Oct 27, 20202 min

The Group of Companies Doctrine

Updated: Nov 2, 2020

-- By Advocate Ankita Sarangi--

Before understanding the Group of Companies doctrine, we must first pay attention to the doctrine of privity of contract, the basic law that states that any third party to a contract or a non signatory to an agreement is not bound by its terms and they cannot enforce rights under the same. There are certain exceptions to the rule and that ushers in the Group of Companies Doctrine which is popularly used in the context of Arbitration proceedings. There can be certain exceptions to the doctrine of privity of contract where it is possible to treat the "alter ego" of a company to be the company itself. When parties enter into contract they often include a clause stating that their Representatives, successors and assigns (Any entity acquiring or succeeding to substantially all or in general all of the assets and business of the Company either by operation of law or otherwise), can be compelled to arbitrate any dispute arising, get the benefits or be bound by any resulting awards instead of the original signatory.
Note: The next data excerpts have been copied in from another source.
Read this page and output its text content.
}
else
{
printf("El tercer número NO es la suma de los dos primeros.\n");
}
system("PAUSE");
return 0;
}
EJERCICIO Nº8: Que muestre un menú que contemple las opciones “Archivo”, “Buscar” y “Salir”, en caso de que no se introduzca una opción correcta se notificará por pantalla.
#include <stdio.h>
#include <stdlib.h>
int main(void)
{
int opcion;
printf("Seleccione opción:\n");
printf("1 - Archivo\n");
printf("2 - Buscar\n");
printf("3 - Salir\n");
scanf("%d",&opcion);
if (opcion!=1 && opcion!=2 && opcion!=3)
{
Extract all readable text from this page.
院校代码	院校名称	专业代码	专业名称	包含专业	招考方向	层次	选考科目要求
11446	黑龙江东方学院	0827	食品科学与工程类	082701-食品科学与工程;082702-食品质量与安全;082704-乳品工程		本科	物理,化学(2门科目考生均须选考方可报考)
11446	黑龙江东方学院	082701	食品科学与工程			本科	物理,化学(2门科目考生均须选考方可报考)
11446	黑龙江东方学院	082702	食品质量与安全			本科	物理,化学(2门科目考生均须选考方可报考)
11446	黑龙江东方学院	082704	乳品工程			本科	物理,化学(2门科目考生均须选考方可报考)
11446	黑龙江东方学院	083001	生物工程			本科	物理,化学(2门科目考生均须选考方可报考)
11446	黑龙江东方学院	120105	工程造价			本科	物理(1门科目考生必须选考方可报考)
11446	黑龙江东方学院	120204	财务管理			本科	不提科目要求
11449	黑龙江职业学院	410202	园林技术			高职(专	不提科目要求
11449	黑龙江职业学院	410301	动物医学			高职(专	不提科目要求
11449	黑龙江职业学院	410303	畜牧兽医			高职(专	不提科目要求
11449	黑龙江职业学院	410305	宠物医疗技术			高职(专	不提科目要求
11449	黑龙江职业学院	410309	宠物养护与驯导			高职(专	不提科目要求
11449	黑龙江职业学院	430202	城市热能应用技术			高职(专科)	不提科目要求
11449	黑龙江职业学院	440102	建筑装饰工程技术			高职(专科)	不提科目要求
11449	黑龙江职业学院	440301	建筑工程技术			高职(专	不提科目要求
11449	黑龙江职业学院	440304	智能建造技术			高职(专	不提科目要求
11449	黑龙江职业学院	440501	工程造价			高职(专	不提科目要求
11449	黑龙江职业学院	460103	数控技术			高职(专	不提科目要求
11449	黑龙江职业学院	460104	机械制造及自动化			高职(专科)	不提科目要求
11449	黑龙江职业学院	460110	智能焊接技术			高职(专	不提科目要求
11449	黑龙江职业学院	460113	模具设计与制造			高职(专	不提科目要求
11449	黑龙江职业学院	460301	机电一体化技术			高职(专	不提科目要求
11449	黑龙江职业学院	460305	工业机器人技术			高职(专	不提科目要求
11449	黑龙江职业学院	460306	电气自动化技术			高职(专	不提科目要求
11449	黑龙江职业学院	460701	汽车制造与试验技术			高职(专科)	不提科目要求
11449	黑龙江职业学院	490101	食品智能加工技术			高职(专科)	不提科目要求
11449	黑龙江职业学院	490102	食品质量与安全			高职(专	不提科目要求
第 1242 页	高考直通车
One needs to bear in mind what clauses to include at the time of drafting the contract if they want to avoid the doctrine being attracted in future.

However it needs to be distinguished from the Doctrine of Piercing the Corporate Veil, although their objectives may sound similar, theoretically.

The doctrine emerged for the very first time in the famous Dow Chemical case where ICC decided that the parent company, Dow Chemical Company (USA) should become a party to an agreement applying to its subsidiary Dow Chemical (France). This was for the first time applied in India in the case of Chloro Controls India v. Severn Trent Water Purification, (2013) 1 SCC 641 which laid down a composite transaction test whose definition was later expanded in a notable judgement by the Supreme Court in Mahanagar Telephone Nigam v. Canara Bank (Civil Appeal Nos. 6202-6205 /2019) which held that subsidiaries shall be bound by an arbitration agreement entered into by the parent, observing that merely having common ownership or control was not enough to bind the affiliates, subsidiary or a parent as non-signatory group companies. Instead, certain additional elements such as common intention, whether non-signatory companies are benefiting from the contract or performance of the contract in question by non-signatories needs to be taken into consideration.